I didn't take time to read the comments, but here are my two cents:

It's preety easy to Spot: You don't check numOfChars > 3

Tim Van Wassenhove
10/22/2009 06:05 AM by
Tim Van Wassenhove

Despite the Length & Offset issues, i find something a lot more troublesome:

The fact that a method "FirstCharacters" removes spaces and that it appends "..." in some situations is something that i would consider a very naste side-effect of a method that returns the first characters of a string.

Eyan
10/22/2009 06:30 AM by
Eyan

The string length could be less than 3 charachters

Jochen Jonckheere
10/22/2009 07:17 AM by
Jochen Jonckheere

Well I had Pex running over the code and it has found the ArgumentOutOfRangeException 2 times. Once for numOfChars 0 and once for numOfChars as a negative number.

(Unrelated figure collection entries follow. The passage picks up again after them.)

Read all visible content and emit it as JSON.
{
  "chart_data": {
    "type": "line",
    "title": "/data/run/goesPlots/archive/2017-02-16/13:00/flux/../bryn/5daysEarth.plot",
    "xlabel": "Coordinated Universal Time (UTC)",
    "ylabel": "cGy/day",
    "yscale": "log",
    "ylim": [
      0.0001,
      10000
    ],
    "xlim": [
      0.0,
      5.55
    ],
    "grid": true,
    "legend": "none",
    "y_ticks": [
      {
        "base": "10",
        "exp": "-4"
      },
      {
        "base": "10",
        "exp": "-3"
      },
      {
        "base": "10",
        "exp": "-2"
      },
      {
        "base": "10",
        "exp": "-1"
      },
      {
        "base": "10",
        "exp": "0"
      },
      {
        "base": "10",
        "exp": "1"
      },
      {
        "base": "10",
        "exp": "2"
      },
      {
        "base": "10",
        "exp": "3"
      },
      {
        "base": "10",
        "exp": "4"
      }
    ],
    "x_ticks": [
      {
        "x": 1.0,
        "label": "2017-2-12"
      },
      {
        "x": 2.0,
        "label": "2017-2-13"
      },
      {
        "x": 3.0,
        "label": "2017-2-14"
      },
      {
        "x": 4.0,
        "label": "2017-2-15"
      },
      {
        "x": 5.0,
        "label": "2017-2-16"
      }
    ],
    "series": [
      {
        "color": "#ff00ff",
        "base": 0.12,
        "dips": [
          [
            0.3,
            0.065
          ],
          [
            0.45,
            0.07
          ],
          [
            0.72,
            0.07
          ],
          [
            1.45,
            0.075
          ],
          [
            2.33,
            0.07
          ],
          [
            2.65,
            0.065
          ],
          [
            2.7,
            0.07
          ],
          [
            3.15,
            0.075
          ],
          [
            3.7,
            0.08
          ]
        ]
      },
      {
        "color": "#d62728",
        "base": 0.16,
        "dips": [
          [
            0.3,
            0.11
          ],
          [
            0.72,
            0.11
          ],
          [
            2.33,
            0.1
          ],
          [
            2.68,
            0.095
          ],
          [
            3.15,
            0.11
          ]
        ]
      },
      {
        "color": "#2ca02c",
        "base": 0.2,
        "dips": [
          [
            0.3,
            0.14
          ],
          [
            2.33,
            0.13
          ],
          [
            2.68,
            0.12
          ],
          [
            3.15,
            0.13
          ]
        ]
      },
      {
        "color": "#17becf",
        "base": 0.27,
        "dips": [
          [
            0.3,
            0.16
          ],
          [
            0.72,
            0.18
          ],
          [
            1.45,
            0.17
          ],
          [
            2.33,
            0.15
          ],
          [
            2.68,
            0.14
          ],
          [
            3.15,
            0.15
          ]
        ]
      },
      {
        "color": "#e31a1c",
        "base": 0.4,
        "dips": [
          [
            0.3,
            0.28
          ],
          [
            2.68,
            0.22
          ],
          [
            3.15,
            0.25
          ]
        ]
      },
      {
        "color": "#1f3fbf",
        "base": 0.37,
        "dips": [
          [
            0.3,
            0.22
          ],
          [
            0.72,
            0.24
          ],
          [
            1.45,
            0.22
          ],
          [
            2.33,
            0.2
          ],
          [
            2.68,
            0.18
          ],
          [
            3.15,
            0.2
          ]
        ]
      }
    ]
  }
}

Did I cheat, or did I find a use for Pex? ;-)

Koen
10/22/2009 08:06 AM by
Koen

The second parameter of SubString() would be negative if numOfChars == 1 or 2...

Billy Stack
10/22/2009 09:26 AM by
Billy Stack

You are missing another pre-condition:

If(numOfChars <0) { throw ArgumentException(); } or

If(numOfChars <0) { return "" }

depending on desired solution...

GarlandGreene
10/22/2009 10:11 AM by
GarlandGreene

You check for a shorter string length than numOfChars but not for one with the same length (which you could immediately return without change). Another one is that numOfChars could be smaller than 3, which would also cause the same exception as the length parameter for the substring would negative.

Jamie
10/22/2009 11:11 AM by
Jamie

if (self == null)

    return "";

if(self.Length == 0)

    return "";
Stephen Lacy
10/22/2009 12:04 PM by
Stephen Lacy

the first problem I would find with the method is that it doesn't describe what it does in it's name.

Harry
10/22/2009 01:45 PM by
Harry

@ Ayende,

So, are you saying the possible negative parameters for SubString is not the problem since this routine is not designed for that purpose anyway? If so, I am out of clue why it throws that error. Can you shed some light?

meo
10/22/2009 02:08 PM by
meo

Yes, the bug is that on Win Environment.NewLine is 2-bytes, and you replace it with one-byte space, so, for instance, this code (5 line breaks in it):

@"

".FirstCharacters(10);

gives you an exception you've listed above.

M?

Peter
10/23/2009 05:29 AM by
Peter

Get creative people! I say Ayende needs to replace what he has with code that calls Regex.Replace successively, each time building on the last Regex.Replace. Incremental design at its best!

Neil Mosafi
11/14/2009 03:48 PM by
Neil Mosafi

So what's the answer I'm curious now!?

Ayende Rahien
11/15/2009 02:43 AM by
Ayende Rahien

A string of size 256 with a "\r\n" somewhere in it

Comments have been closed on this topic.